Warnings massive Equifax data hack could be replicated in Australia

Credit cards by different private companies being held by a hand in Berlin, Germany, 18 August 2017. Source: AAP

EXCLUSIVE: Australian credit organisations, retailers and superannuation clearing houses could be tempting, data-rich targets for hackers, cybersecurity experts have warned.

The warning comes in the wake of a massive hack on the US credit monitoring company Equifax, which exposed sensitive personal information of 143 million Americans.

The lesser-known company is a credit bureau that provides information to lenders when they are deciding whether to approve loans for cars, credit cards and homes.

Cybersecurity experts are warning similar companies in Australia could be vulnerable to cyberattack, and customers are unaware of the risk to their data.

“In Australia, everybody has superannuation and everybody knows about the big funds,” said Itay Glick, founder of the cybersecurity firm Votiro.

“But people are less aware of the clearing houses, which also hold a lot of details about almost everyone who has a superannuation fund,” he told SBS World News.

“Hackers just got really, really clever to find a [company] that holds a lot of data and might not be aware that they are targeted, because they are under the radar.”

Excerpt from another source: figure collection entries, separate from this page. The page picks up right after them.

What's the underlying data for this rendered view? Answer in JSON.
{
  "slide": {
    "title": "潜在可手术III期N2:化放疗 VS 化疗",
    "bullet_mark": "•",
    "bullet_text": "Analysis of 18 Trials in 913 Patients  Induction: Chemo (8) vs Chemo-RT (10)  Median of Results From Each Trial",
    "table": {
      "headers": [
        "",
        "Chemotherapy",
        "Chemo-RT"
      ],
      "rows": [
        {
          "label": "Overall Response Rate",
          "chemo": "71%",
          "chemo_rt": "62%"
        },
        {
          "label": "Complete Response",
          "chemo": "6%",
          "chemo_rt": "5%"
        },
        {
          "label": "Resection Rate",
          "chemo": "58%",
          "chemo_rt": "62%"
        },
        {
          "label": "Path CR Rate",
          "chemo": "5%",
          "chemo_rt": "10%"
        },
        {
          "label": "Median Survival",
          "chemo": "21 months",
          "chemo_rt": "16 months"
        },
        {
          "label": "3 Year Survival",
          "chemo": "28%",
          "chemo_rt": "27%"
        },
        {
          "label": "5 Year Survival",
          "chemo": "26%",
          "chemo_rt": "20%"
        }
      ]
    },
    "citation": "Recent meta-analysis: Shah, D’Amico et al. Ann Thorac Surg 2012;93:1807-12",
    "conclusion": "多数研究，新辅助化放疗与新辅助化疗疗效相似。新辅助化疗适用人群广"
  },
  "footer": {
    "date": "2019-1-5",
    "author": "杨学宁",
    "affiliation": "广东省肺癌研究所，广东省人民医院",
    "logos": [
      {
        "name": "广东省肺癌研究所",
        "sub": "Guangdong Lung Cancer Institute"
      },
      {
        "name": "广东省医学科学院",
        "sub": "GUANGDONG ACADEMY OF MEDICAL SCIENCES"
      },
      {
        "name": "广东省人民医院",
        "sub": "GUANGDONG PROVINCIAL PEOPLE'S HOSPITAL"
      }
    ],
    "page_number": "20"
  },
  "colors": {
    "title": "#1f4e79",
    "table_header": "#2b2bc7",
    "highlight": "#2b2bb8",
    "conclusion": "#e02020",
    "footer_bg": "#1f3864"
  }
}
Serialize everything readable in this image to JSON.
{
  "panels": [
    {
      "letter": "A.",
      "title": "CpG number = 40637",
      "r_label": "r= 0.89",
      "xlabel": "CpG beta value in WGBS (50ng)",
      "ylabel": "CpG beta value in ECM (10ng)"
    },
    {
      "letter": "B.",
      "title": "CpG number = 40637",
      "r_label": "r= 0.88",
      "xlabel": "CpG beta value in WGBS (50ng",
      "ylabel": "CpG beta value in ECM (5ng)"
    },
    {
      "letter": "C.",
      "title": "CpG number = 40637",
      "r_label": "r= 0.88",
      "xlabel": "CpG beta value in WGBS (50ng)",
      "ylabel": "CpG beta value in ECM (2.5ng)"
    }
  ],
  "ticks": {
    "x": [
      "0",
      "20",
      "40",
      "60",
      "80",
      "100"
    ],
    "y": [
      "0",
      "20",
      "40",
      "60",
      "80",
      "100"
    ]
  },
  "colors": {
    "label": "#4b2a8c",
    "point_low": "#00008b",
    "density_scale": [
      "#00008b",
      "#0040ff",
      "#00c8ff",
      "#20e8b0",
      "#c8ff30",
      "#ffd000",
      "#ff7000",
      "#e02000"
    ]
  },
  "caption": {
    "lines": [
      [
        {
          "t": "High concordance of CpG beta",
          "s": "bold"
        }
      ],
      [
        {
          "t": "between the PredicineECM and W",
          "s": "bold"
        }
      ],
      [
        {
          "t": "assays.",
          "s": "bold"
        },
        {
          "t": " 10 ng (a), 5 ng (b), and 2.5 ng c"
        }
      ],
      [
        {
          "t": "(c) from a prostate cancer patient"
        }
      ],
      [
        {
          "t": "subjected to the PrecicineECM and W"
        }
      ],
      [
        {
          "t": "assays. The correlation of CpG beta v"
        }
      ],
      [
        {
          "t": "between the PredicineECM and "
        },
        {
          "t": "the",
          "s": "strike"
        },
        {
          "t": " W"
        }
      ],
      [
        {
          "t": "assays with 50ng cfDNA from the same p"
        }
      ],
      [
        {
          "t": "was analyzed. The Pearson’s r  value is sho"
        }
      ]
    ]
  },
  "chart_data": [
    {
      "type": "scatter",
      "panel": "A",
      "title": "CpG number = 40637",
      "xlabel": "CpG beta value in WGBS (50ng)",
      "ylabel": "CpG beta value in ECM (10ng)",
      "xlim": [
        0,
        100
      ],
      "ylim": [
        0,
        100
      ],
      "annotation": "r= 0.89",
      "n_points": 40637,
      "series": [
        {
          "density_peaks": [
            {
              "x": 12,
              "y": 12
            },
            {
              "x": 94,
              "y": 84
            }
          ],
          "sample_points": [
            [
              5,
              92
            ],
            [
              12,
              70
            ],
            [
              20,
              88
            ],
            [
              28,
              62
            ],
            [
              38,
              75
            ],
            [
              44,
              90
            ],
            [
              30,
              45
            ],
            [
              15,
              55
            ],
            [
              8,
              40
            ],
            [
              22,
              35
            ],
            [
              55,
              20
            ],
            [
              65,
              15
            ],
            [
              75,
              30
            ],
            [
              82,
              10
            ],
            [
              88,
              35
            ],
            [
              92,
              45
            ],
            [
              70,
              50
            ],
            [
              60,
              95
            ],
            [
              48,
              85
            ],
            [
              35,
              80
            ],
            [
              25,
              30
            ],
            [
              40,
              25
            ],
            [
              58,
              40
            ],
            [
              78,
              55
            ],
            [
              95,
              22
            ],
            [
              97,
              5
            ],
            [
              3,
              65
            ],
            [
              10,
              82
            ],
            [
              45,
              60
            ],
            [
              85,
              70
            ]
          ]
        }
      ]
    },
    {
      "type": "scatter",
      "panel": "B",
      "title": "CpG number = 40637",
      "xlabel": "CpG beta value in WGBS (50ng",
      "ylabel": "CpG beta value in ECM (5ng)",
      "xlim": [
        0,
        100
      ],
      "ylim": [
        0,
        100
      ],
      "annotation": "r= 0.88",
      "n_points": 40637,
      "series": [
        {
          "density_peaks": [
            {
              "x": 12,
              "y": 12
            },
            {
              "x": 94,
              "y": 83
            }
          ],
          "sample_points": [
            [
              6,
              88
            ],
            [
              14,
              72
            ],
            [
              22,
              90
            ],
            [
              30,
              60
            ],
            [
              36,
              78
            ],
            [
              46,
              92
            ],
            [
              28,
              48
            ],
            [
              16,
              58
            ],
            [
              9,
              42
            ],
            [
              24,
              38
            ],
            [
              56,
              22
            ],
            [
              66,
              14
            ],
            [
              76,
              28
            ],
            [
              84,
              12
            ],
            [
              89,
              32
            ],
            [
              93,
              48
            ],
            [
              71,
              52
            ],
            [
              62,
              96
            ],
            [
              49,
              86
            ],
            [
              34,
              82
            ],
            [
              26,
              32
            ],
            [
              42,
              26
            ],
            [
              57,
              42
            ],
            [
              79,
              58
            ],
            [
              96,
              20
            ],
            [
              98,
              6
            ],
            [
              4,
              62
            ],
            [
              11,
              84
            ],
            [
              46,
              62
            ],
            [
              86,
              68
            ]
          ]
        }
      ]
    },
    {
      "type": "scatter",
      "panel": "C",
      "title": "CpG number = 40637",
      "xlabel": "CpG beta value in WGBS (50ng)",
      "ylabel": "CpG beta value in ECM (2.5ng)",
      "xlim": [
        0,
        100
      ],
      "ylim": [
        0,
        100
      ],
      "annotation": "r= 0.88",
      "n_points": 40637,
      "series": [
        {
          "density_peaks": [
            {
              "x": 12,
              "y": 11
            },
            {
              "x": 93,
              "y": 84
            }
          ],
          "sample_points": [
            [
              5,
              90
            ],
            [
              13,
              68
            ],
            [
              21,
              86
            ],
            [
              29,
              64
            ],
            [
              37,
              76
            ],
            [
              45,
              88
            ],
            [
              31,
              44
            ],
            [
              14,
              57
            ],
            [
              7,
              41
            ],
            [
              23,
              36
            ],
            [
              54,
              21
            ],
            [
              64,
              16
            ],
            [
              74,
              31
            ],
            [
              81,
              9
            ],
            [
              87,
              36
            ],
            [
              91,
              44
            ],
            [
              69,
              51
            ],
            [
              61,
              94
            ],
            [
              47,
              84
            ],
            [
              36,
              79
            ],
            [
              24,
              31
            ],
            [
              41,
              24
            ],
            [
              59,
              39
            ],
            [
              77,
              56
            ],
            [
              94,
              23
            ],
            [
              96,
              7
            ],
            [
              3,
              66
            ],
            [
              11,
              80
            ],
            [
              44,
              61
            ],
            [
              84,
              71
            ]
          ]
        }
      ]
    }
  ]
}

Retailers like Woolworths and Coles that now offer credit cards could also be tempting targets for hackers, Mr Glick warned.

Nigel Phair, a leading Australian cybercrime expert and former AFP investigator, said Australia’s big four banks had a mature approach to security and had invested reasonably heavily in protections.

But he said rewards schemes like Flybuys were also “really rich” sources of personal customer data.

“There’s going to be more of this going on,” Mr Phair said.

Mr Phair said the Turnbull government’s laws that will force companies to report data breaches, which will come into effect in February, would help to protect consumers by letting them know immediately when their information had been compromised.

But he said the 28-day reporting window was too long, and “should be more like 72 hours”.

He urged Australian businesses, especially those holding vast volumes of personal data, to invest more heavily in data security.

“Most Australian institutions are underprepared,” Mr Phair said.

“The message is they need to invest in cybersecurity and that investment needs to be relative to the types of data they hold.”

Mr Glick agreed there were solutions available, encouraging companies to invest in encrypted storage.

Mr Phair said companies needed better incentives to delete customer data they were not actively using, rather than holding on to it out of convenience. 

Equifax has warned that hackers may also have some "limited personal information" about British and Canadian residents. The company doesn't believe that consumers from any other countries were affected.